達瓦那等著唐·路易發出信號,唐·路易卻不急,他品味著自己的能量帶來的快感,這裡頭有驕傲,有仇恨,也有殘酷。他就是一隻滑翔的鷹,在攫住獵物的鮮肉之前拍打著爪子。它逃脫了囚禁自己的籠子,掙脫了捆住自己的束縛,從遠方趕來這裡,俯視著自己的獵物!
佩雷納從座位上站起來,向達瓦那發出了指令。
「特別注意!」他說道:「不要離得太近,否則一顆子彈飛過來我們就完了。」
又過了一分鐘,突然他們發現,一公里外,公路分成三條岔道,形成一個大型交叉路口,三條路相交處還有兩塊三角形草地。
「要不要降落?」達瓦那轉過頭問道,附近很空曠。
「降落。」佩雷納叫道。
飛機彷彿被一股不可抵制的力量推著,一下子鬆弛下來。在這股力量的作用下,飛機像是發射向瞄準目標的炮彈。它越過汽車上方一百公尺的高度,突然控制住機身,選擇了目標著落點,輕輕的,靜靜的,像是黑夜裡飛行的鳥兒一般,避過樹木和柱子,停在了交叉路口的草地上。

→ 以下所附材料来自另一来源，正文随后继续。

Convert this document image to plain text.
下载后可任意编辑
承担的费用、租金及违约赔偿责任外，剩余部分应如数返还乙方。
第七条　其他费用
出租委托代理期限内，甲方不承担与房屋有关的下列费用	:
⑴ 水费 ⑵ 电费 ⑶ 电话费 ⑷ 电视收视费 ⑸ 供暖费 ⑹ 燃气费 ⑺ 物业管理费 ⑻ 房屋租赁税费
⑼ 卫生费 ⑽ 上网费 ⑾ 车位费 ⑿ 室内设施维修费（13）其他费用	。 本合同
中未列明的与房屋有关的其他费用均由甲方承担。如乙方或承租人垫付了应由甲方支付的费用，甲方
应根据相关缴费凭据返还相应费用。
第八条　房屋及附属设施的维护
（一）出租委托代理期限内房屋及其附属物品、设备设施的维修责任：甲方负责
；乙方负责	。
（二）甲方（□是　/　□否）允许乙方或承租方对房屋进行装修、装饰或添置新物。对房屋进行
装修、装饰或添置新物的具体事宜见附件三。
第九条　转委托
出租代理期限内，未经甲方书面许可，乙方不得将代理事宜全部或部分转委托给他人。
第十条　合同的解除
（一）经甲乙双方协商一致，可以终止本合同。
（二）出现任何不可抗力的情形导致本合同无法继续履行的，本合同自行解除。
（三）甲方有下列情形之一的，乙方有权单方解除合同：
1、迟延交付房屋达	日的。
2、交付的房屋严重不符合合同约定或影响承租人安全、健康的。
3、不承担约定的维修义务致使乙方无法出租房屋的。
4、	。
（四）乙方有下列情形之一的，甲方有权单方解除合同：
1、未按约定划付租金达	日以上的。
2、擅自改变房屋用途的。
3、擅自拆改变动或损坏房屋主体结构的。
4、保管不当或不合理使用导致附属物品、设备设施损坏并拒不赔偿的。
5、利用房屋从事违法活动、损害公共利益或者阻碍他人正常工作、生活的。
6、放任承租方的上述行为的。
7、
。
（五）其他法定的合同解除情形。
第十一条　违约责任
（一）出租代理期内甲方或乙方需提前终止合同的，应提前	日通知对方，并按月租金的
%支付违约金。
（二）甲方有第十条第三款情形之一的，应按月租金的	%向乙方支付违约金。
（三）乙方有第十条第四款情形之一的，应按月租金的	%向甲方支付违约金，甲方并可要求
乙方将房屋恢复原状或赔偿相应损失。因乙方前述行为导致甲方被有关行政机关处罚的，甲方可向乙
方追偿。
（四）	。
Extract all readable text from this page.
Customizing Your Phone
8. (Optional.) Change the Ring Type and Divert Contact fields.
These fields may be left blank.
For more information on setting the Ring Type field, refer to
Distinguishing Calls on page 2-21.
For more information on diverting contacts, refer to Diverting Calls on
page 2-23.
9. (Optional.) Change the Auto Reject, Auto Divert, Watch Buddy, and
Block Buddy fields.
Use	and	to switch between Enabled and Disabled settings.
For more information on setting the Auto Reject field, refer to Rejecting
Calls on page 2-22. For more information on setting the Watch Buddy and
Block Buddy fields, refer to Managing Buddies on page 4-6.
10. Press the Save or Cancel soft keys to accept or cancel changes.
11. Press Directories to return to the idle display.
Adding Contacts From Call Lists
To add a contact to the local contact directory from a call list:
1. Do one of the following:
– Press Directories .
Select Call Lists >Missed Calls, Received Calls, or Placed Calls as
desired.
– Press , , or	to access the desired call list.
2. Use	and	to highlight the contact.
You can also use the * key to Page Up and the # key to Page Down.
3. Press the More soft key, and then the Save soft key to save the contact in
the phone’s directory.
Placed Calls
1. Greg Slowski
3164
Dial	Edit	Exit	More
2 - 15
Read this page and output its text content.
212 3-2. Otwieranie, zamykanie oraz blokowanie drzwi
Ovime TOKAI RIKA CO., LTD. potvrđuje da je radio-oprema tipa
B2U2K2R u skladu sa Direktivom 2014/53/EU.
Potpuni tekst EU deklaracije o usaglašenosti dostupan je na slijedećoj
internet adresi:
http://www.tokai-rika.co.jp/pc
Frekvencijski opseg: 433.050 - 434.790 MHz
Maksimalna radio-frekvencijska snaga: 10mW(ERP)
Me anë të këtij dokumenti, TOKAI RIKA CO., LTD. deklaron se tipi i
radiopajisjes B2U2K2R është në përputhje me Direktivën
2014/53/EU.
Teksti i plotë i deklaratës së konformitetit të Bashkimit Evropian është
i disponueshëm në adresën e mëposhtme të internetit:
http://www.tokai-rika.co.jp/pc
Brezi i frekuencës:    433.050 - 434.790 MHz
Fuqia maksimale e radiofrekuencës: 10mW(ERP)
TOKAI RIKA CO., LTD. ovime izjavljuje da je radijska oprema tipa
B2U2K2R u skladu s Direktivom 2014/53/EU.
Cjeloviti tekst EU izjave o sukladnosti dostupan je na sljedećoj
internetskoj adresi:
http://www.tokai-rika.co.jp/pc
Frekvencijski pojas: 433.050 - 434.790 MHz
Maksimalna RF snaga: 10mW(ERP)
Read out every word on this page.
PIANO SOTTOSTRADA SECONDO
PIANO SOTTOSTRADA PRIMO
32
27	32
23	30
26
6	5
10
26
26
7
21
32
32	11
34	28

佩雷納跳下飛機朝汽車跑過去,那輛汽車也飛馳而至。佩雷納站定在路中央,端著兩把手槍瞄準著,嚷嚷道:
「停車!不然我就開槍了。」
司機嚇壞了,馬上踩下煞車,汽車停了下來,佩雷納幾步就跳到車門前。
「天啊!」他叫道。然後突然莫名奇妙的開了一槍,擊碎車窗的玻璃。
他發現車裡一個人也沒有。
譯註:
1 《沙漠裡的愛情》,法國小說家巴爾札克的短篇小說,敘述一名年輕的法國士兵在沙漠裡遇到一頭母豹所發生的故事。
2 克羅伊斯:古代里底亞王國國王,被公認為當時最富有的人。
3 蘇丹:回教國家對國王的稱號。
4 帕夏:古時土耳其對某些顯赫人物的榮譽稱號。